Mit aller Energie die Macht festhalten

Auf seinem Weg musste Schewardnadse mehrere Rückschläge einstecken: Anfang der 90er Jahre versuchten die georgischen Regionen Abchasien und Südossetien sich mit Unterstützung Russlands gewaltsam von der Regierung in Tiflis zu lösen. Russische Friedenstruppen kontrollieren seitdem einen brüchigen Waffenstillstand. 1995 und 1998 entging Schewardnadse nur knapp zwei Anschlägen. Bei beiden vermuten Experten Verbindungen zu russischen Kreisen.

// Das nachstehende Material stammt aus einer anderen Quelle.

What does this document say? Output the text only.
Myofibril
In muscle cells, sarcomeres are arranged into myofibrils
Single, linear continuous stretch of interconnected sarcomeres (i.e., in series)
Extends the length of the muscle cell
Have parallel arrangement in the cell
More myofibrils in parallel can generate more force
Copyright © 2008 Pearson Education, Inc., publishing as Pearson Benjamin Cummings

Sein politisches Kalkül und sein Überlebensinstinkt brachten dem inzwischen ergrauten Mann den Spitznamen "Silberfuchs" ein, und halfen ihm über die bisher vielleicht schwerste politische Krise: Im Oktober 2001 forderten mehrere tausend Demonstranten seinen Rücktritt. Anlass dazu waren massive Attacken der Behörden gegen den privaten Fernsehsender Rustawi 2. Vor allem junge Georgier kritisierten dies als Versuch, regierungskritische Stimmen zu unterdrücken, und gingen auf die Strasse. Schewardnadse machten einen listigen Schachzug: Er entließ sein gesamtes Kabinett. Und er ließ verlauten, dass er nun nicht auch noch selbst zurücktreten könne, denn das würde zum Kollaps des ganzen Landes führen. Auf diese Weise hielt er an der Macht fest.

Zeit für einen Wechsel

Schewardnadse selbst sei das größte Problem Georgiens, meinen inzwischen viele Beobachter. "Einer der Gründe, warum er das größte Problem darstellt, ist: Das politische System ist ganz auf Schewardnadse fokussiert. Ein Großteil der politischen Macht liegt bei ihm. So fällt auch letztendlich jedes Problem zurück auf Schewardnadse", sagt der amerikanische Georgienexperte Stephen Jones:

Bei den Präsidentschaftswahlen vor zwei Jahren versprach Schewardnadse, die Armut zu bekämpfen und den Zerfall des Landes aufzuhalten. Wenig ist seitdem aus diesen Versprechen geworden – zum wachsenden Zorn der Bevölkerung, denn tägliche Strom- und Wasserausfälle sind noch immer an der Tagesordnung. Nach offiziellen Schätzungen leben gut drei Viertel der fünf Millionen Einwohner unter der Armutsgrenze. Der durchschnittliche Monatslohn liegt bei 30 Euro. Die meisten Rentner müssen mit 7 Euro pro Monat auskommen. Kaum jemand bezahlt in Georgien seine Steuern. Die Staatskasse ist leer. Und weil die Beamten monatelang auf ihren Lohn warten müssen, blühen Korruption und Schattenwirtschaft. "Nicht ein einziger georgischer Beamter ist unter Schewardnadses Regierung wegen Korruption zur Verantwortung gezogen worden", sagt Michail Saakaschwili enttäuscht. Als Justizminister ließ Saakaschwili einzelne Korruptionsfälle durch seine Behörden überprüfen. Seine Ergebnisse präsentierte er im Parlament vor laufender Kamera: Photos von den Villen, die sich Minister und enge Vertraute Schewardnadses hatten bauen lassen. Dennoch lehnte Schewardnadse einen Gesetzesentwurf ab, mit dem man korrupte Politiker aus dem Amt hätten jagen können. Über das Thema Korruption zerbrach letzten Sommer auch die Regierungspartei.

Das Ende einer Ära

Die jüngere Politiker-Generation ist deshalb überzeugt: Dem 74-jährigen Schewardnadse sind schon lange die Visionen und die Energie ausgegangen. Deshalb fordern sie vorgezogene Neuwahlen, denn Schewardnadses Amtzeit würde sonst noch bis 2005 dauern. "Ich glaube, die Ära Schewardnadse ist bereits zu Ende", sagt der Georgien-Experte Jones. Damit spricht er vielen Georgiern aus dem Herzen. Auf den Strassen von Tiflis erzählt man sich den Witz: Was geht und kommt immer wieder? Elektrizität. Und was ist gekommen und geht nie wieder weg? Großvater Schewardnadse.